Based on this Stack Overflow post I tried the following which gets me past these errors but is only able to pull down an "Access Blocked" landing page instead of the full web page that renders in my browser.
Set-Alias msedge 'C:\Program Files (x86)\Microsoft\Edge\Application\msedge.exe'
msedge --headless --dump-dom --disable-gpu $wsjurl
If anyone could help me figure out a way around this, it would be greatly appreciated. The web page I'm targeting is publicly accessible.
The following code snippet could help:
$wsjDate = Get-Date
if ( 0 -eq $wsjDate.DayOfWeek.value__ ) {
$TdyDate = "{0:yyyyMMdd}" -f $wsjDate.AddDays( -1) # Sunday -> Saturday
} else {
$TdyDate = "{0:yyyyMMdd}" -f $wsjDate
}
$wsjurl = "https://www.wsj.com/print-edition/$TdyDate/frontpage"
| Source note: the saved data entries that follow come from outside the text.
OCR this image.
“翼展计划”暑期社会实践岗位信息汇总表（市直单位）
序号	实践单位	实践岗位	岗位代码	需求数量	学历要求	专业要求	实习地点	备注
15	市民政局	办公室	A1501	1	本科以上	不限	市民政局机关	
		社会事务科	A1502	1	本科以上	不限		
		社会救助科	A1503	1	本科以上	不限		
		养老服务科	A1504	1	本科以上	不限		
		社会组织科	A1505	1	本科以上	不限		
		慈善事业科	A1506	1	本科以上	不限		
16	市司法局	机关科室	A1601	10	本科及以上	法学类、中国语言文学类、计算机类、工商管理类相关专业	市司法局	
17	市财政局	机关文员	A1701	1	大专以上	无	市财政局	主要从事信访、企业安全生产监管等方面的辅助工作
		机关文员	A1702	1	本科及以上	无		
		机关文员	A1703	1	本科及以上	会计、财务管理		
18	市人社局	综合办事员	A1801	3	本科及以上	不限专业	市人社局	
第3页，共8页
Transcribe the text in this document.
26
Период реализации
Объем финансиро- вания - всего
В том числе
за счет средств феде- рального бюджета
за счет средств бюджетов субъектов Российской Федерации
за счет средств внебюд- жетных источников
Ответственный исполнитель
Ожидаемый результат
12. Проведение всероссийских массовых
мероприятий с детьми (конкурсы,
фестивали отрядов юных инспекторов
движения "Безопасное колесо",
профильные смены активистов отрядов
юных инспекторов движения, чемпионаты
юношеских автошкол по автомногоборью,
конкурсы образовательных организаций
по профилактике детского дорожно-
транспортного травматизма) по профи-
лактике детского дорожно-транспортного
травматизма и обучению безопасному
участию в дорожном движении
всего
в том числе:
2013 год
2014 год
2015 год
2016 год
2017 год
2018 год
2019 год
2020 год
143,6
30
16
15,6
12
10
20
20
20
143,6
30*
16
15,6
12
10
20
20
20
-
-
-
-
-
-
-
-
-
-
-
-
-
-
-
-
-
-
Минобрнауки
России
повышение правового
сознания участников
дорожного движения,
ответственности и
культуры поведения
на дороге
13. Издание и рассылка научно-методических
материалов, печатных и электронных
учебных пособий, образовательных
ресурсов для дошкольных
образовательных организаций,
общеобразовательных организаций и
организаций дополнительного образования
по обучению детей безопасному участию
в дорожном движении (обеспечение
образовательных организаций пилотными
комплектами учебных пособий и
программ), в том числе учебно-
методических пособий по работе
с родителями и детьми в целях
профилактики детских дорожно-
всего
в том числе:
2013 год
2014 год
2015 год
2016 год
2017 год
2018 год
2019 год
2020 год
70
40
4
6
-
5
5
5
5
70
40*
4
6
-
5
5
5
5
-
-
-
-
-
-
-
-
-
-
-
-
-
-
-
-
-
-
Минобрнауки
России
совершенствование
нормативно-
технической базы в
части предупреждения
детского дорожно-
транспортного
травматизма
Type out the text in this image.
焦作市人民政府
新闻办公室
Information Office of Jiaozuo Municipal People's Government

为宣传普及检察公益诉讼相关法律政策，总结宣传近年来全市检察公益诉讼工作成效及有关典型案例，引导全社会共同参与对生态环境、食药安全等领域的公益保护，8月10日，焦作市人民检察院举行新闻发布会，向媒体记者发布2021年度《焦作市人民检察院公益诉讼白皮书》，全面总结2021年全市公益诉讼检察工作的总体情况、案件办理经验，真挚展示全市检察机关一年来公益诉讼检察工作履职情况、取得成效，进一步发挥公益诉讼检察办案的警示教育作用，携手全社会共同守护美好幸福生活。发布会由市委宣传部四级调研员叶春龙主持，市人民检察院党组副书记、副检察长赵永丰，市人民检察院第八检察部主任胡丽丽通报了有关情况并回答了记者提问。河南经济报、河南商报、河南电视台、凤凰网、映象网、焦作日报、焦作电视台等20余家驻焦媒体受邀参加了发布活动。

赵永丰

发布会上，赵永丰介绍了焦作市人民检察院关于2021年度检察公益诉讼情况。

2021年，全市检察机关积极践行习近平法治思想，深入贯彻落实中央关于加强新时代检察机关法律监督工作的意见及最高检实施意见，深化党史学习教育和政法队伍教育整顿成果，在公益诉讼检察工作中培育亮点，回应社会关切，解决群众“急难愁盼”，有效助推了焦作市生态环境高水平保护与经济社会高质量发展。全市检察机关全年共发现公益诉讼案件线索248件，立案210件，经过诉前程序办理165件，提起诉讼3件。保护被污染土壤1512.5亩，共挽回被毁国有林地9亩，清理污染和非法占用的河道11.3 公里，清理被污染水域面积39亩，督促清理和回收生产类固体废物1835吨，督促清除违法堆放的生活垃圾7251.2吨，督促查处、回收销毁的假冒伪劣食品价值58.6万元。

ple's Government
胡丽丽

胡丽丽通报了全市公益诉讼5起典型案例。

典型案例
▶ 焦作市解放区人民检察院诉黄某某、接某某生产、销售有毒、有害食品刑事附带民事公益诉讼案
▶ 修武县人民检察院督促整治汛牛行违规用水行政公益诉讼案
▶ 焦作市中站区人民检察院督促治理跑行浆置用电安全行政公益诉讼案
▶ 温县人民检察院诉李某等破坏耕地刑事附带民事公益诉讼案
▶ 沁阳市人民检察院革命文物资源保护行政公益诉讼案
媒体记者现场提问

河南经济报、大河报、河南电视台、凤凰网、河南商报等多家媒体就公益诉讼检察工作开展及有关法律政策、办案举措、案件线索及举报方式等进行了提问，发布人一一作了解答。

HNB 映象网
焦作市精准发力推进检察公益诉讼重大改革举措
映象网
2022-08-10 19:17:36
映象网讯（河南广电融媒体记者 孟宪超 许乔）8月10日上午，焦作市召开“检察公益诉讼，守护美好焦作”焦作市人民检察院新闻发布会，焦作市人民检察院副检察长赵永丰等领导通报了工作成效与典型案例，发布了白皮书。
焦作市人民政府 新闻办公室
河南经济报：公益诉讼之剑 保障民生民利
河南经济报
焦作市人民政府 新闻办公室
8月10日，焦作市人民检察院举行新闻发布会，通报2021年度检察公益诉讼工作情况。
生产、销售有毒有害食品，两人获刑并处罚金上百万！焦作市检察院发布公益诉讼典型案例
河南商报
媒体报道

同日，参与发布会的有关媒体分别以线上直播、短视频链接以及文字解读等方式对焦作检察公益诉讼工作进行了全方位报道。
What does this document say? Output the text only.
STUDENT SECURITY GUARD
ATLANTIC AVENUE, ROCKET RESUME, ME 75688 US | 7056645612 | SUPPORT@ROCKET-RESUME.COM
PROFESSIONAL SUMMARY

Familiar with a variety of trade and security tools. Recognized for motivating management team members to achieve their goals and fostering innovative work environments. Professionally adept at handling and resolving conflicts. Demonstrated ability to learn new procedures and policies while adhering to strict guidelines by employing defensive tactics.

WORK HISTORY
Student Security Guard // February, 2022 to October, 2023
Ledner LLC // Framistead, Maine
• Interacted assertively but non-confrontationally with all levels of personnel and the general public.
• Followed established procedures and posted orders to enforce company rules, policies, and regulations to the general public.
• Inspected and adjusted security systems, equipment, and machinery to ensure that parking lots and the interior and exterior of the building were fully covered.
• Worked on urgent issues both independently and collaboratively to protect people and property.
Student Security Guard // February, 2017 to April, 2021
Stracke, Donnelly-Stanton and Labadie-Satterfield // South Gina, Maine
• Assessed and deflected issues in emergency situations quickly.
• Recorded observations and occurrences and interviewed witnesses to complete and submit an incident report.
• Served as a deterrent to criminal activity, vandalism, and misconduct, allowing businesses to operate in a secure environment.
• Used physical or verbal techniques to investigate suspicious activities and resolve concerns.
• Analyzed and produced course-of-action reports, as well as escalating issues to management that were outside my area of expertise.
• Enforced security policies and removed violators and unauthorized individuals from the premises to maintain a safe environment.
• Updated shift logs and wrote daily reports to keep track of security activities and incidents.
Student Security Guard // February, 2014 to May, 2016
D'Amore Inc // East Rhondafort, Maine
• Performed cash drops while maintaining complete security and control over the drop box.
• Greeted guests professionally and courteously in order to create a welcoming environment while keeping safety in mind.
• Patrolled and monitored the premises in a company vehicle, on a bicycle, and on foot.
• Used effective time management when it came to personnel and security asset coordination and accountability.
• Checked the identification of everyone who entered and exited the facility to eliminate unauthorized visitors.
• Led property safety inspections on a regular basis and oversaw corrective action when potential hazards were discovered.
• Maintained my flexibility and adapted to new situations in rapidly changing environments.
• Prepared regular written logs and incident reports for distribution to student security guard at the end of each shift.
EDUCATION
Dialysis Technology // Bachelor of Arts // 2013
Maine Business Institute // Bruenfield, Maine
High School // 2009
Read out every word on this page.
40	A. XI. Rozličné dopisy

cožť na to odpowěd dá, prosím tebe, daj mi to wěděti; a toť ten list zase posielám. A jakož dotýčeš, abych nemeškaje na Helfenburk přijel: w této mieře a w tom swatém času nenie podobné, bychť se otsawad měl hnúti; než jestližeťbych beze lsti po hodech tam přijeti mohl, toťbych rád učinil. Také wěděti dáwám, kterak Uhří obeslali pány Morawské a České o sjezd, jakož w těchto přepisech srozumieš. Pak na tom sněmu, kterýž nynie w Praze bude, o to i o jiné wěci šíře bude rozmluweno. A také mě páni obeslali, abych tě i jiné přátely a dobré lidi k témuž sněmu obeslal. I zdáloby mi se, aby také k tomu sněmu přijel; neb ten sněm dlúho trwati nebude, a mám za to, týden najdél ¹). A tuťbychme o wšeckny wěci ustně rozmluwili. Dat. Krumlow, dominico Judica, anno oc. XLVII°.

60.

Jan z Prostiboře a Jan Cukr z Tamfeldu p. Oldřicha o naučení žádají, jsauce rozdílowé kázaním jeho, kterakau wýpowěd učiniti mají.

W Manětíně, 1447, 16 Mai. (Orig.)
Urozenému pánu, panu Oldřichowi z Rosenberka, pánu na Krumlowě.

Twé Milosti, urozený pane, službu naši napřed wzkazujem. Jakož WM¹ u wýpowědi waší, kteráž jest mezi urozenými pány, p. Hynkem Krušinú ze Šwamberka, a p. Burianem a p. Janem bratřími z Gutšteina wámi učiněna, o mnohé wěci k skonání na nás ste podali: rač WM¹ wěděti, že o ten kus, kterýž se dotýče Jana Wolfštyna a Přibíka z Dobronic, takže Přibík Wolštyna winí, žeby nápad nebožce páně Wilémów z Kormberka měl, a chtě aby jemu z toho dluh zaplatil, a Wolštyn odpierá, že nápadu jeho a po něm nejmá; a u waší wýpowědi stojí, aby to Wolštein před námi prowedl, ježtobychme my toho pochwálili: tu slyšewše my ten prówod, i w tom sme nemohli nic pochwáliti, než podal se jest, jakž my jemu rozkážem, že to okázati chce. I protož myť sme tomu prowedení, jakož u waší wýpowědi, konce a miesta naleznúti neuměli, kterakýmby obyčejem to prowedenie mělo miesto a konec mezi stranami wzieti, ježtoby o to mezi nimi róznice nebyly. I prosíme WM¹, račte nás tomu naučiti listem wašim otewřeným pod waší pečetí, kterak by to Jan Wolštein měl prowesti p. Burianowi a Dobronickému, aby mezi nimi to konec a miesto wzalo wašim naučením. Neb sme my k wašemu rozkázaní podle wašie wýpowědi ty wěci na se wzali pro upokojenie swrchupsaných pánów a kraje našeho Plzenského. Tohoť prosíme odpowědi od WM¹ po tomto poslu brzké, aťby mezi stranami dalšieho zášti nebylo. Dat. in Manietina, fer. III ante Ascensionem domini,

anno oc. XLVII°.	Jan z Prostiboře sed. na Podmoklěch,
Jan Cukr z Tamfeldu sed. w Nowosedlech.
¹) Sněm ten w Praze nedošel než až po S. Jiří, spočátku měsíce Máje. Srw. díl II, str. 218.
$wsjweb = Invoke-WebRequest -Uri $wsjurl -Method Options -UseBasicParsing
Explanation:
$TdyDate
respects that the pages are not defined on Sundays,-Method Options
circumvents the Please enable JS and disable any ad blocker
error, so that$wsjweb.Content
contains full web page code: <!DOCTYPE html><html lang="en-US"> … … … </script></body></html>
Moreover, $wsjweb.Headers
could enlighten the problem (see properties X-XSS-Protection
and X-Content-Type-Options
):
$wsjweb.Headers
# truncated
Key Value --- ----- … X-XSS-Protection 1; mode=block X-Content-Type-Options nosniff …